La primera es el acuerdo con ERC. A mi entender es la peor. Por tres razones. Porque ERC ya ha anunciado que va a priorizar el eje procesista. Porque ERC ya ha mostrado en la Generalitat que la gestión de los problemas cotidianos no es lo suyo, que ellos están por “les coses grans”, y la política municipal requiere mucha dedicación a lo concreto. Y porque además la candidatura está claramente sesgada a la derecha (con un Maragall que siempre fue el ala más conservadora del PSC y un Miquel Puig que ha pasado toda su vida en CiU). Entrar en un Gobierno de ERC de segundón es perder toda capacidad de discurso propio, es asociar definitivamente Comuns al independentismo y desdibujar toda capacidad de discurso autónomo (contando además el papel del colosal aparato mediático del independentismo).

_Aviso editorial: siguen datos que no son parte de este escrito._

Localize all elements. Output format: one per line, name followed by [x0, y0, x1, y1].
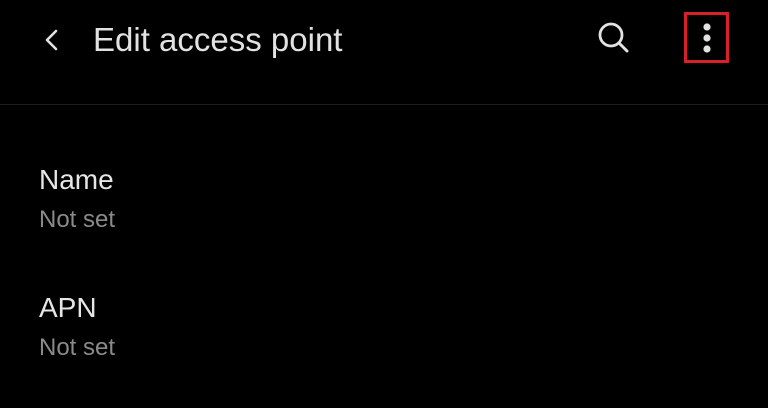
preference-apn[interactable]: APN Not set — [0, 278, 768, 396]
app-bar: Edit access point — [0, 0, 768, 104]
app-bar-divider — [0, 104, 768, 105]
more-options-button[interactable] — [684, 12, 729, 63]
preference-name[interactable]: Name Not set — [0, 150, 768, 268]
preference-apn-title: APN — [39, 292, 97, 323]
page-title: Edit access point — [93, 21, 343, 58]
preference-name-title: Name — [39, 164, 114, 195]
more-vert-icon — [702, 22, 711, 53]
chevron-left-icon — [45, 29, 58, 51]
search-icon — [598, 22, 629, 53]
edit-access-point-screen: Edit access point Name Not set APN Not s… — [0, 0, 768, 408]
back-button[interactable] — [30, 18, 74, 62]
preference-apn-summary: Not set — [39, 334, 116, 361]
search-button[interactable] — [590, 14, 638, 62]
preference-name-summary: Not set — [39, 206, 116, 233]
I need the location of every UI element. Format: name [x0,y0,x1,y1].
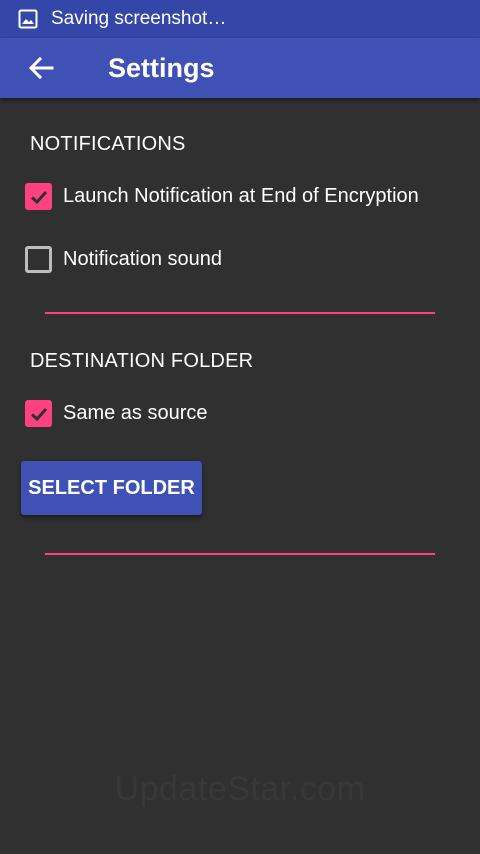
launch-notification-checkbox[interactable] [25,183,52,210]
launch-notification-label: Launch Notification at End of Encryption [63,185,419,207]
page-title: Settings [108,52,215,83]
notification-sound-checkbox[interactable] [25,246,52,273]
notifications-header: NOTIFICATIONS [30,133,186,155]
notification-sound-label: Notification sound [63,248,222,270]
status-bar: Saving screenshot… [0,0,480,38]
checkmark-icon [30,407,47,421]
divider [45,553,435,555]
same-as-source-label: Same as source [63,402,208,424]
launch-notification-checkbox-row[interactable]: Launch Notification at End of Encryption [25,183,419,210]
notification-sound-checkbox-row[interactable]: Notification sound [25,246,222,273]
watermark: UpdateStar.com [0,770,480,809]
divider [45,312,435,314]
same-as-source-checkbox-row[interactable]: Same as source [25,400,208,427]
status-text: Saving screenshot… [51,8,227,29]
select-folder-button[interactable]: SELECT FOLDER [21,461,202,515]
checkmark-icon [30,190,47,204]
image-icon [18,9,38,29]
destination-folder-header: DESTINATION FOLDER [30,350,254,372]
same-as-source-checkbox[interactable] [25,400,52,427]
arrow-back-icon [28,56,54,80]
back-button[interactable] [28,54,56,82]
app-bar: Settings [0,38,480,98]
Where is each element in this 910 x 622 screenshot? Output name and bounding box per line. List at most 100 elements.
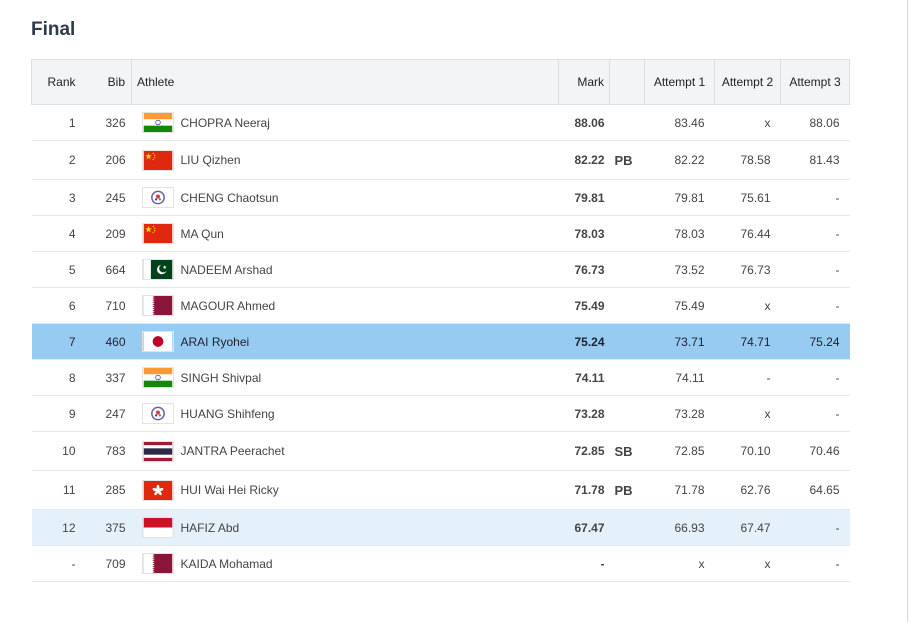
attempt-1-cell: 83.46 <box>644 104 715 141</box>
mark-cell: 71.78 <box>558 470 610 510</box>
rank-cell: 12 <box>31 509 82 546</box>
table-row[interactable]: 11 285 HUI Wai Hei Ricky 71.78 PB 71.78 62.76 6… <box>31 470 850 510</box>
table-row[interactable]: 10 783 JANTRA Peerachet 72.85 SB 72.85 70.10 70… <box>31 431 850 471</box>
athlete-name[interactable]: CHENG Chaotsun <box>181 191 279 205</box>
attempt-3-cell: - <box>780 215 850 252</box>
attempt-3-cell: - <box>780 287 850 324</box>
note-badge <box>609 179 645 216</box>
table-row[interactable]: 3 245 CHENG Chaotsun 79.81 79.81 75.61- <box>31 179 850 216</box>
rank-cell: 1 <box>31 104 82 141</box>
attempt-2-cell: 78.58 <box>714 140 781 180</box>
attempt-1-cell: 78.03 <box>644 215 715 252</box>
header-rank[interactable]: Rank <box>31 59 82 105</box>
table-row[interactable]: 9 247 HUANG Shihfeng 73.28 73.28 x - <box>31 395 850 432</box>
attempt-1-cell: 82.22 <box>644 140 715 180</box>
hong-kong-flag-icon <box>141 479 174 501</box>
bib-cell: 460 <box>81 323 132 360</box>
athlete-cell: NADEEM Arshad <box>131 251 559 288</box>
table-row[interactable]: 12 375 HAFIZ Abd 67.47 66.93 67.47- <box>31 509 850 546</box>
athlete-name[interactable]: HAFIZ Abd <box>181 521 240 535</box>
athlete-name[interactable]: MAGOUR Ahmed <box>181 299 276 313</box>
rank-cell: 7 <box>31 323 82 360</box>
table-row[interactable]: 5 664 NADEEM Arshad 76.73 73.52 76.73- <box>31 251 850 288</box>
chinese-taipei-flag-icon <box>141 403 174 424</box>
attempt-2-cell: - <box>714 359 781 396</box>
attempt-1-cell: 73.28 <box>644 395 715 432</box>
attempt-3-cell: - <box>780 251 850 288</box>
athlete-cell: HUANG Shihfeng <box>131 395 559 432</box>
header-mark[interactable]: Mark <box>558 59 610 105</box>
note-badge <box>609 215 645 252</box>
attempt-2-cell: 67.47 <box>714 509 781 546</box>
rank-cell: 4 <box>31 215 82 252</box>
note-badge <box>609 104 645 141</box>
athlete-name[interactable]: NADEEM Arshad <box>181 263 273 277</box>
bib-cell: 247 <box>81 395 132 432</box>
athlete-cell: CHOPRA Neeraj <box>131 104 559 141</box>
table-row[interactable]: 8 337 SINGH Shivpal 74.11 74.11- - <box>31 359 850 396</box>
attempt-1-cell: 71.78 <box>644 470 715 510</box>
mark-cell: 75.49 <box>558 287 610 324</box>
table-row[interactable]: 1 326 CHOPRA Neeraj 88.06 83.46 x 88.06 <box>31 104 850 141</box>
right-divider <box>907 0 908 622</box>
mark-cell: 72.85 <box>558 431 610 471</box>
rank-cell: 8 <box>31 359 82 396</box>
header-attempt-1[interactable]: Attempt 1 <box>644 59 715 105</box>
bib-cell: 709 <box>81 545 132 582</box>
attempt-1-cell: 73.71 <box>644 323 715 360</box>
header-athlete[interactable]: Athlete <box>131 59 559 105</box>
header-bib[interactable]: Bib <box>81 59 132 105</box>
attempt-1-cell: 75.49 <box>644 287 715 324</box>
header-attempt-3[interactable]: Attempt 3 <box>780 59 850 105</box>
athlete-name[interactable]: SINGH Shivpal <box>181 371 262 385</box>
athlete-name[interactable]: HUI Wai Hei Ricky <box>181 483 279 497</box>
athlete-name[interactable]: CHOPRA Neeraj <box>181 116 270 130</box>
rank-cell: 10 <box>31 431 82 471</box>
header-attempt-2[interactable]: Attempt 2 <box>714 59 781 105</box>
note-badge <box>609 395 645 432</box>
attempt-3-cell: 81.43 <box>780 140 850 180</box>
athlete-cell: SINGH Shivpal <box>131 359 559 396</box>
japan-flag-icon <box>141 331 174 352</box>
attempt-3-cell: 70.46 <box>780 431 850 471</box>
bib-cell: 375 <box>81 509 132 546</box>
rank-cell: 11 <box>31 470 82 510</box>
athlete-name[interactable]: MA Qun <box>181 227 224 241</box>
attempt-1-cell: 79.81 <box>644 179 715 216</box>
bib-cell: 783 <box>81 431 132 471</box>
athlete-cell: MA Qun <box>131 215 559 252</box>
attempt-3-cell: - <box>780 545 850 582</box>
athlete-cell: HUI Wai Hei Ricky <box>131 470 559 510</box>
athlete-name[interactable]: ARAI Ryohei <box>181 335 250 349</box>
athlete-cell: ARAI Ryohei <box>131 323 559 360</box>
page-title: Final <box>31 19 76 40</box>
attempt-3-cell: - <box>780 179 850 216</box>
bib-cell: 285 <box>81 470 132 510</box>
athlete-name[interactable]: KAIDA Mohamad <box>181 557 273 571</box>
note-badge <box>609 323 645 360</box>
mark-cell: 78.03 <box>558 215 610 252</box>
indonesia-flag-icon <box>141 517 174 538</box>
rank-cell: 5 <box>31 251 82 288</box>
athlete-cell: MAGOUR Ahmed <box>131 287 559 324</box>
athlete-name[interactable]: LIU Qizhen <box>181 153 241 167</box>
athlete-name[interactable]: JANTRA Peerachet <box>181 444 285 458</box>
attempt-1-cell: 74.11 <box>644 359 715 396</box>
chinese-taipei-flag-icon <box>141 187 174 208</box>
attempt-3-cell: 75.24 <box>780 323 850 360</box>
attempt-1-cell: 66.93 <box>644 509 715 546</box>
table-row[interactable]: -709 KAIDA Mohamad - x x - <box>31 545 850 582</box>
athlete-cell: JANTRA Peerachet <box>131 431 559 471</box>
table-row[interactable]: 7 460 ARAI Ryohei 75.24 73.71 74.71 75.24 <box>31 323 850 360</box>
attempt-2-cell: 70.10 <box>714 431 781 471</box>
mark-cell: - <box>558 545 610 582</box>
rank-cell: 9 <box>31 395 82 432</box>
table-row[interactable]: 6 710 MAGOUR Ahmed 75.49 75.49 x - <box>31 287 850 324</box>
athlete-name[interactable]: HUANG Shihfeng <box>181 407 275 421</box>
mark-cell: 79.81 <box>558 179 610 216</box>
results-table: Rank Bib Athlete Mark Attempt 1 Attempt … <box>31 59 850 582</box>
table-row[interactable]: 2 206 LIU Qizhen 82.22 PB 82.22 78.58 81.43 <box>31 140 850 180</box>
table-row[interactable]: 4 209 MA Qun 78.03 78.03 76.44- <box>31 215 850 252</box>
attempt-2-cell: 62.76 <box>714 470 781 510</box>
bib-cell: 245 <box>81 179 132 216</box>
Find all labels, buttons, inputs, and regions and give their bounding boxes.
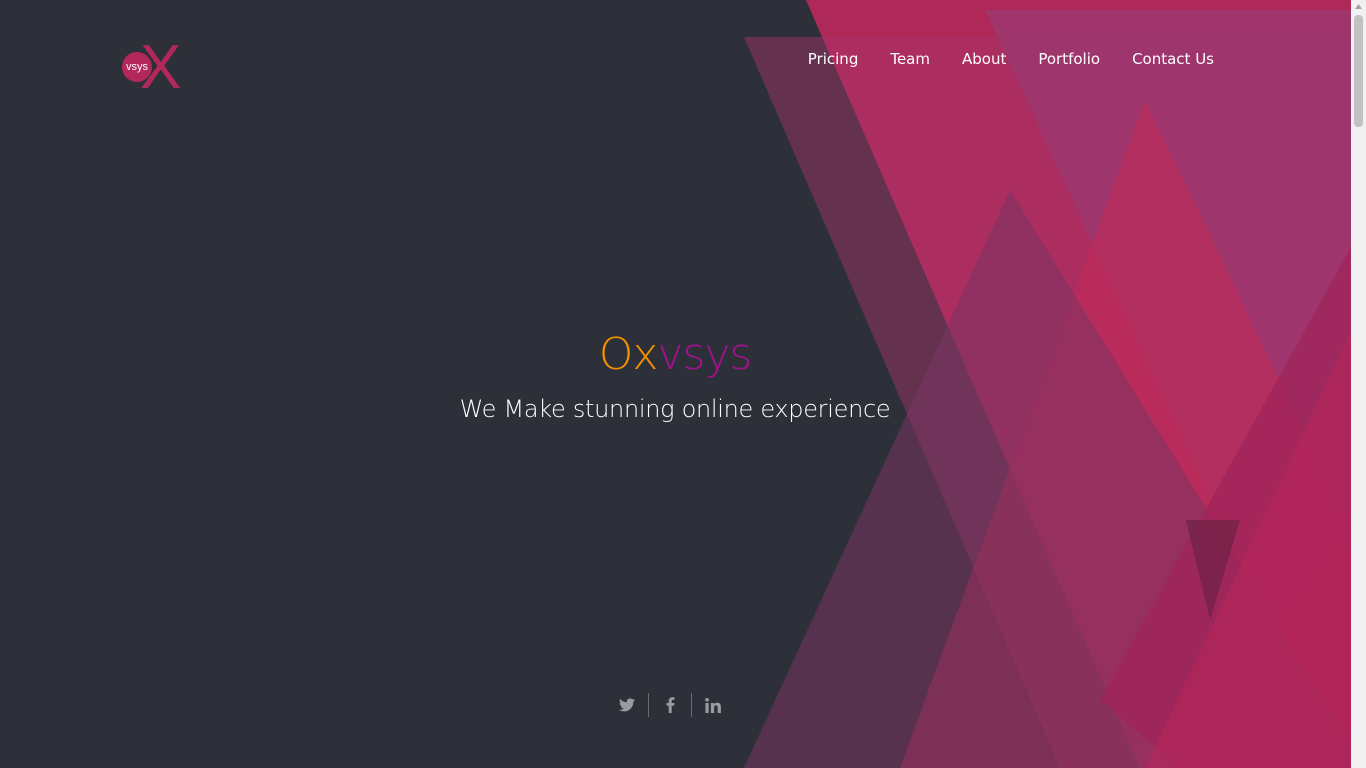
nav-link-team[interactable]: Team — [890, 49, 930, 69]
main-nav: Pricing Team About Portfolio Contact Us — [808, 49, 1214, 69]
hero-title-part1: Ox — [598, 329, 659, 380]
logo-circle: vsys — [122, 52, 152, 82]
scrollbar[interactable] — [1351, 0, 1366, 768]
hero: Oxvsys We Make stunning online experienc… — [0, 325, 1350, 425]
social-links — [607, 693, 733, 717]
scrollbar-thumb[interactable] — [1354, 15, 1363, 127]
hero-title: Oxvsys — [0, 325, 1350, 385]
nav-link-pricing[interactable]: Pricing — [808, 49, 859, 69]
nav-link-contact-us[interactable]: Contact Us — [1132, 49, 1214, 69]
scroll-up-arrow-icon[interactable] — [1351, 0, 1366, 14]
hero-subtitle: We Make stunning online experience — [459, 395, 891, 423]
facebook-icon[interactable] — [650, 693, 690, 717]
hero-title-part2: vsys — [657, 329, 752, 380]
social-divider — [648, 693, 649, 717]
linkedin-icon[interactable] — [693, 693, 733, 717]
nav-link-portfolio[interactable]: Portfolio — [1038, 49, 1100, 69]
nav-link-about[interactable]: About — [962, 49, 1006, 69]
logo-circle-text: vsys — [126, 61, 148, 73]
twitter-icon[interactable] — [607, 693, 647, 717]
social-divider — [691, 693, 692, 717]
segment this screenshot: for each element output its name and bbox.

La segunda es aceptar la oferta envenenada de PSC y Valls. Tiene la ventaja de que en este caso se mantiene el protagonismo y el liderazgo en la gestión municipal. Tiene en cambio el coste desconocido de los acuerdos que se exigen (no tanto por parte de Valls, que más bien parece buscar una salida airosa a su fiasco con Ciudadanos, sino por un PSOE con evidentes conexiones con las élites). Tendría además que soportar el insoportable acoso de los medios independentistas (incluyendo en ello el doble juego de EUiA, con una pata en Comuns y otra en ERC) y el posible desconcierto de parte de la militancia.
Y la tercera es quedarse en la oposición, convertirse en el aglutinador de las tensiones que generará el nuevo mandato, trabajar para reforzar el proyecto propio y volver a la carga dentro de cuatro años. Una opción que también presenta muchos problemas. Para la gente que ha estado muy implicada en la gestión, siempre resulta difícil dejar la faena a medias. Salir de la primera línea solo tiene posibilidades de reversión si Ada Colau y varios de los principales líderes están dispuestos a centrarse en el proyecto, en jugar el papel de opositores y en liderar un reforzamiento organizativo. Y existe un claro riesgo de decaimiento, cuatro años después, de un proyecto sin ningún apoyo externo.
Hay tres opciones, pues, y ninguna es buena. Es lógico que hoy por hoy Colau y los suyos defiendan un tripartito de izquierdas. No sólo por eludir los problemas que plantean las otras alternativas, sino porque es lo que se ha estado debatiendo en el proceso electoral, lo que reclaman muchos actores sociales. Una ciudad donde proliferan desigualdades, problemas de vivienda, problemas ecológicos, problemas de convivencia, etc., debe exigir a sus políticos que esas sean las prioridades sobre las cuales organizar la política municipal.
Pero es altamente improbable que un acuerdo de este tipo pueda cuajar porque ello complicaría enormemente la batalla de ERC por la hegemonía independentista y la política del PSOE a escala estatal. Y además supondría en la práctica un triunfo de las posiciones de Comuns. Y por ello estimo que lo único posible es hacer una campaña entendible acerca de las prioridades que debe tener la política municipal en los próximos cuatro años, y adoptar la decisión final en coherencia con esta idea.
Estamos en un momento crucial, donde nos jugamos el futuro de la izquierda transformadora en la ciudad. De cómo se salga de este atolladero se pueden derivar muchas cosas. Y, en todo caso, es necesario un replanteamiento a fondo de lo hecho, para no tirar por la borda tanto esfuerzo bienintencionado.